According to Apartment Therapy, the past six months of sheltering in place have prompted homeowners to adopt a new style of decorating that’s not really about looks at all. Dubbed “Comfort Decorating,” the concept encourages people to choose furniture, artwork, and accessories that evoke feelings rather than aesthetics.

“We’re spending so much more time in our homes now than we ever have,” Grace Dowd, an Austin-based therapist, told Apartment Therapy. “So it’s more important than ever to fill your space with things that make you feel like yourself, even if they’re not ‘Insta-worthy.’”

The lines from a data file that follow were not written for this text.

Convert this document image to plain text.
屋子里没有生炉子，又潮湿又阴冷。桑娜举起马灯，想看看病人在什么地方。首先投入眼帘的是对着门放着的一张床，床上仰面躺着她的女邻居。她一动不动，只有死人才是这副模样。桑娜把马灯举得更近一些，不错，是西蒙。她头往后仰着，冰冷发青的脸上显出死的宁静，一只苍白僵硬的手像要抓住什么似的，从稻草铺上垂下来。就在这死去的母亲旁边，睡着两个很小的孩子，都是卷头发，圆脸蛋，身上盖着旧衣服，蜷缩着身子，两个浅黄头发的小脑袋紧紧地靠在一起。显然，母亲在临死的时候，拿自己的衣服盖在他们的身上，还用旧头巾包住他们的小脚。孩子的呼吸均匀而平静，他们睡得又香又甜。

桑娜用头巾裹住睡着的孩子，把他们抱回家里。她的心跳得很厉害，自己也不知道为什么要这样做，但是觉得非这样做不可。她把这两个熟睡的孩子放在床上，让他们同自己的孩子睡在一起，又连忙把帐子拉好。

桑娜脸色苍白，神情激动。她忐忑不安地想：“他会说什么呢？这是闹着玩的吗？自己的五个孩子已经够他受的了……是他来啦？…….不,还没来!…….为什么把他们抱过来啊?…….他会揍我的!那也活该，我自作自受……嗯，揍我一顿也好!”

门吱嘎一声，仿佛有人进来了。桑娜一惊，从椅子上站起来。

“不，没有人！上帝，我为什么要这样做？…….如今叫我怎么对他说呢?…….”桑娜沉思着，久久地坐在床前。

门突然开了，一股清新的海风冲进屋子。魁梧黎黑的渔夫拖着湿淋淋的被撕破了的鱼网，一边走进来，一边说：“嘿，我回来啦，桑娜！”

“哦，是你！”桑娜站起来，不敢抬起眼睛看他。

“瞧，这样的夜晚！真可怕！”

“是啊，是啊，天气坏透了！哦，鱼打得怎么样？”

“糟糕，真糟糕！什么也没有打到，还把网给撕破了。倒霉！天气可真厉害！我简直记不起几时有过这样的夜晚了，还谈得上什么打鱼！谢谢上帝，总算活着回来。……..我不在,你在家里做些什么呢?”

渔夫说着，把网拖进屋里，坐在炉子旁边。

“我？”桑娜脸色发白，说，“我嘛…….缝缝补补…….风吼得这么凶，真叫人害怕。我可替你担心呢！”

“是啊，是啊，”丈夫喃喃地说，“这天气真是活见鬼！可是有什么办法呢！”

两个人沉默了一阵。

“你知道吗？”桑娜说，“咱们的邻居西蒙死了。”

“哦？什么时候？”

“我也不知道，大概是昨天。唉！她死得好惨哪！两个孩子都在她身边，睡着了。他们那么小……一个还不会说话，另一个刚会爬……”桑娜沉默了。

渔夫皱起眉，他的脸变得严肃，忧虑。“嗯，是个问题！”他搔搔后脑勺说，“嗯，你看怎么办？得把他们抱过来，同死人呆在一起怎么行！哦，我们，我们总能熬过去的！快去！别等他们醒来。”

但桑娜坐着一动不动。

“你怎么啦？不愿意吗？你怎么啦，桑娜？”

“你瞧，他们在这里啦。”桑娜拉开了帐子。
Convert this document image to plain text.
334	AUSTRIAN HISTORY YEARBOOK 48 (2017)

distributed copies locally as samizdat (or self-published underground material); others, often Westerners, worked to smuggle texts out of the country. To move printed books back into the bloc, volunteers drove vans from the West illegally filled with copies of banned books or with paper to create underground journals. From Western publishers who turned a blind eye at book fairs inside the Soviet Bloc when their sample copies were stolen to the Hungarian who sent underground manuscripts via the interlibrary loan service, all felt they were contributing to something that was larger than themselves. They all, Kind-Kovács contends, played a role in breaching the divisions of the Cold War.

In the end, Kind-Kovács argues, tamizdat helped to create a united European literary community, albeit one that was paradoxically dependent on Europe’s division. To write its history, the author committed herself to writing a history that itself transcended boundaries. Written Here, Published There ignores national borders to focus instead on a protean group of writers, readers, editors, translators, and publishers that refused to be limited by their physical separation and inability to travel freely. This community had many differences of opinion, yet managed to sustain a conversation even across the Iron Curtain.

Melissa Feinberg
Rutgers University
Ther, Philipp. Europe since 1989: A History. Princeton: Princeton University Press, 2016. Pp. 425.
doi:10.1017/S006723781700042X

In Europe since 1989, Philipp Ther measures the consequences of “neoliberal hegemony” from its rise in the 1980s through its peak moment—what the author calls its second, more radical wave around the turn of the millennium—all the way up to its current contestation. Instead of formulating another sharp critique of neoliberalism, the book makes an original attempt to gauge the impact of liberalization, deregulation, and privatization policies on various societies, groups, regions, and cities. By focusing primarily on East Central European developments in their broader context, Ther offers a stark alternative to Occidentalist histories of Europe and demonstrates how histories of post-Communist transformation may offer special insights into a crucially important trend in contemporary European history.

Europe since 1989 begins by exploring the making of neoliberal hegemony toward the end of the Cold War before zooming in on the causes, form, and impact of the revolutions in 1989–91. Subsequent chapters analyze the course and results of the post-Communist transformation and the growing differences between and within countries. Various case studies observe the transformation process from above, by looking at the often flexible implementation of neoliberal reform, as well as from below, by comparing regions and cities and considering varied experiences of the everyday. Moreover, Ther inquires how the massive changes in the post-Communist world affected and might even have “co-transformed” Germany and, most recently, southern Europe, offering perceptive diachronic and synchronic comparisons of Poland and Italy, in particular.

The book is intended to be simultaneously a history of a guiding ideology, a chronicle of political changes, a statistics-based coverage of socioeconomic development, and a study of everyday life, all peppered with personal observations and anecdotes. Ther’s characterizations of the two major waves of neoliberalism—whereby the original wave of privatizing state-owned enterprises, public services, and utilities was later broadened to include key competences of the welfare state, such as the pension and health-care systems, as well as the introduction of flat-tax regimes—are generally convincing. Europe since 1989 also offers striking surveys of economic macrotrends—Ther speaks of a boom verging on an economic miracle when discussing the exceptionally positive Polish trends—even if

For many people, Comfort Decorating means displaying and using old family heirlooms, from grandpa’s antique typewriter to your Great Aunt Linda’s collection of crocheted blankets. (Permission to use Grandma’s fancy china for your mid-week takeout granted.) It could also be nostalgic mementoes from childhood, collectibles from past vacations, or even a well-worn blanket that’s been with you since your first apartment and just feels like home.

“These things can remind you who you are, that you’re fun or silly or creative,” Alexis Moreno, a psychologist in Washington, D.C., told Apartment Therapy. “The meaning behind these objects is far more important than other potential factors, like judgment or criticism of that item.”

Not all items that fall into the Comfort Decorating category come with history. Things like your own imperfect DIY projects are likely to hold meaning, while accessories like your sleep-inducing Himalayan salt lamp or your dear pup’s torn-up pet bed bring peace and happiness to your space. The point of it all isn’t that it falls into a specific style box, but that it feels inherently like you.

And while they might not necessarily make it into a design magazine photo shoot, they will—in the words of Marie Kondo—spark joy. And that’s something we probably all could use a little bit more of this year.